During his time at Weber, Anderson also earned his PhD from Indiana State University. After receiving his PhD, he continued to contribute to his consulting business when he had the time, but decided his main priorities would be academia and teaching. Anderson was drawn to teaching for the same reason he initially decided to study information systems: the opportunity to connect with people. "I often joke that information systems smells like computer science but tastes like business. You have the heavy influence of technology, but you also interact with people,” says Anderson.
Anderson’s passion for people inspired his decision to focus his career on teaching and eventually led him to BYU Marriott in 2012. As a professor and associate chair of the IS department, Anderson has an abundance of opportunities to connect with and serve students. “In the IS department, we love and care for our students. I don’t know how many blessings I’ve given to students or how many times I’ve prayed for them. I try to treat my students like my own children,” he continues. “I have two kids that attended BYU, and I hoped someone would take the same interest in them.”
Anderson’s commitment to his pupils is exemplified by his efforts to know each of his students personally.
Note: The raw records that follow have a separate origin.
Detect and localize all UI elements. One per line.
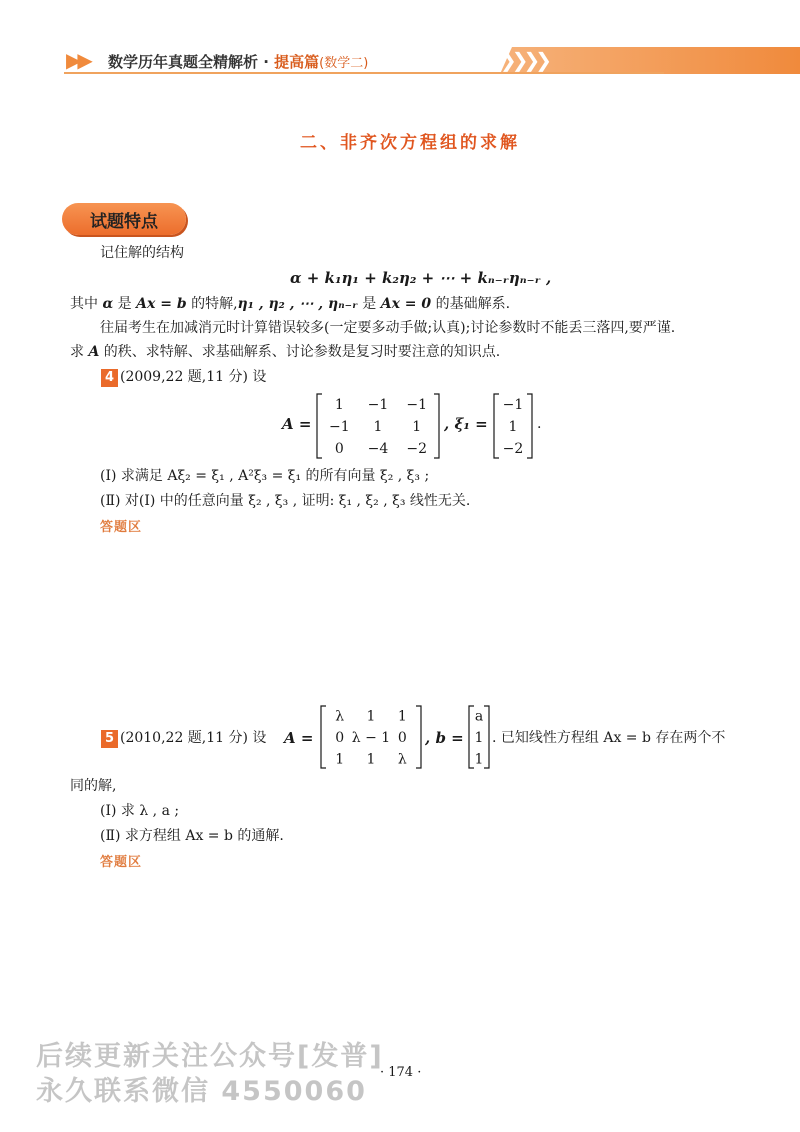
- matrix-entry: 1: [373, 419, 383, 435]
- volume-name: 提高篇: [274, 53, 320, 71]
- header-chevrons-icon: ❯❯❯❯: [500, 48, 548, 72]
- intro-line-1: 记住解的结构: [100, 245, 184, 261]
- question-5-header: [101, 728, 266, 748]
- section-title: 二、非齐次方程组的求解: [300, 133, 520, 153]
- q4-matrix-label: A =: [282, 415, 312, 433]
- q4-vector-xi1: [493, 393, 533, 463]
- matrix-entry: 1: [474, 730, 484, 746]
- q4-part-2: (Ⅱ) 对(Ⅰ) 中的任意向量 ξ₂ , ξ₃ , 证明: ξ₁ , ξ₂ , ξ₃ 线性无关.: [100, 493, 471, 509]
- feature-badge-label: 试题特点: [90, 212, 158, 232]
- left-bracket: [494, 394, 499, 458]
- right-bracket: [434, 394, 439, 458]
- question-source: (2010,22 题,11 分) 设: [120, 730, 267, 746]
- header-rule: [64, 72, 664, 74]
- q5-matrix-label: A =: [284, 729, 314, 747]
- matrix-entry: λ: [397, 751, 407, 768]
- question-number-badge: 4: [101, 369, 118, 387]
- intro-line-4: 往届考生在加减消元时计算错误较多(一定要多动手做;认真);讨论参数时不能丢三落四,要严谨.: [100, 320, 676, 336]
- q4-xi-label: , ξ₁ =: [444, 415, 488, 433]
- q4-matrix-A: [316, 393, 440, 463]
- matrix-entry: a: [474, 708, 484, 725]
- matrix-entry: λ − 1: [351, 730, 391, 746]
- matrix-entry: 1: [412, 419, 422, 435]
- question-4-header: [101, 367, 266, 387]
- matrix-entry: 1: [334, 397, 344, 413]
- matrix-entry: −2: [502, 441, 524, 457]
- intro-line-3: 其中 α 是 Ax = b 的特解,η₁ , η₂ , ⋯ , ηₙ₋ᵣ 是 Ax = 0 的基础解系.: [70, 296, 511, 312]
- matrix-entry: −1: [367, 397, 389, 413]
- q5-part-2: (Ⅱ) 求方程组 Ax = b 的通解.: [100, 828, 284, 844]
- right-bracket: [484, 706, 489, 768]
- q5-statement-tail: . 已知线性方程组 Ax = b 存在两个不: [492, 730, 726, 746]
- matrix-entry: 0: [335, 730, 345, 746]
- subject-name: (数学二): [319, 56, 369, 71]
- page-number: · 174 ·: [380, 1065, 422, 1080]
- intro-line-5: 求 A 的秩、求特解、求基础解系、讨论参数是复习时要注意的知识点.: [70, 344, 501, 360]
- matrix-entry: 1: [397, 708, 407, 725]
- right-bracket: [416, 706, 421, 768]
- running-header: [108, 51, 368, 72]
- q5-vector-b: [468, 705, 490, 773]
- header-arrows-icon: ▶▶: [66, 48, 89, 72]
- left-bracket: [321, 706, 326, 768]
- left-bracket: [469, 706, 474, 768]
- watermark-line-2: 永久联系微信 4550060: [36, 1076, 367, 1107]
- q4-end-period: .: [537, 416, 542, 432]
- q5-statement-line-2: 同的解,: [70, 778, 117, 794]
- matrix-entry: 1: [335, 751, 345, 768]
- watermark-line-1: 后续更新关注公众号[发普]: [36, 1041, 384, 1072]
- matrix-entry: 0: [334, 441, 344, 457]
- matrix-entry: 1: [366, 751, 376, 768]
- matrix-entry: 1: [508, 419, 518, 435]
- matrix-entry: −2: [406, 441, 427, 457]
- book-title: 数学历年真题全精解析 ·: [108, 53, 275, 71]
- matrix-entry: 1: [474, 751, 484, 768]
- left-bracket: [317, 394, 322, 458]
- matrix-entry: 1: [366, 708, 376, 725]
- right-bracket: [527, 394, 532, 458]
- matrix-entry: −4: [367, 441, 389, 457]
- q5-part-1: (Ⅰ) 求 λ , a ;: [100, 803, 180, 819]
- matrix-entry: λ: [335, 708, 345, 725]
- matrix-entry: −1: [502, 397, 524, 413]
- solution-structure-formula: α + k₁η₁ + k₂η₂ + ⋯ + kₙ₋ᵣηₙ₋ᵣ ,: [290, 269, 552, 287]
- q5-matrix-A: [320, 705, 422, 773]
- matrix-entry: −1: [406, 397, 427, 413]
- q4-answer-area-label: 答题区: [100, 520, 143, 535]
- question-number-badge: 5: [101, 730, 118, 748]
- q5-answer-area-label: 答题区: [100, 855, 143, 870]
- question-source: (2009,22 题,11 分) 设: [120, 369, 267, 385]
- q4-part-1: (Ⅰ) 求满足 Aξ₂ = ξ₁ , A²ξ₃ = ξ₁ 的所有向量 ξ₂ , ξ₃ ;: [100, 468, 430, 484]
- matrix-entry: 0: [397, 730, 407, 746]
- matrix-entry: −1: [329, 419, 350, 435]
- q5-b-label: , b =: [425, 729, 464, 747]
At the beginning of the winter 2022 semester, he and fellow BYU Marriott IS professor Spencer Hilton took the time to meet with each of the 216 students in the IS junior core individually, an experience Anderson cherished and found spiritually edifying. “If you treat students like family, then you’re invested in their success,” he shares. "You're willing to go the extra mile to make sure your students are okay. I want to ensure I’m doing my part as a professor to provide every opportunity for my students to feel good about themselves and to reach their goals.”
While students benefit from Anderson’s caring and individualized approach to teaching, Anderson also finds himself humbled by how his BYU Marriott students are willing to go the extra mile for each other. “The students at BYU Marriott are amazing,” says Anderson. “They have a love for God and for mankind. That’s who we are at BYU. We love people.”
As Anderson meets with students, he intentionally emphasizes his own love for God and the role God has played in his life. From his early days singing onstage to his current role at BYU Marriott, he has continually trusted that God's plan for his life was better than his own. Anderson attributes his career, family, and happiness to God’s direction and encourages his students to allow God to direct their course as well. “That’s what our students need to understand. God knows what you need,” he continues. “Trust Him. He wants us to be happy."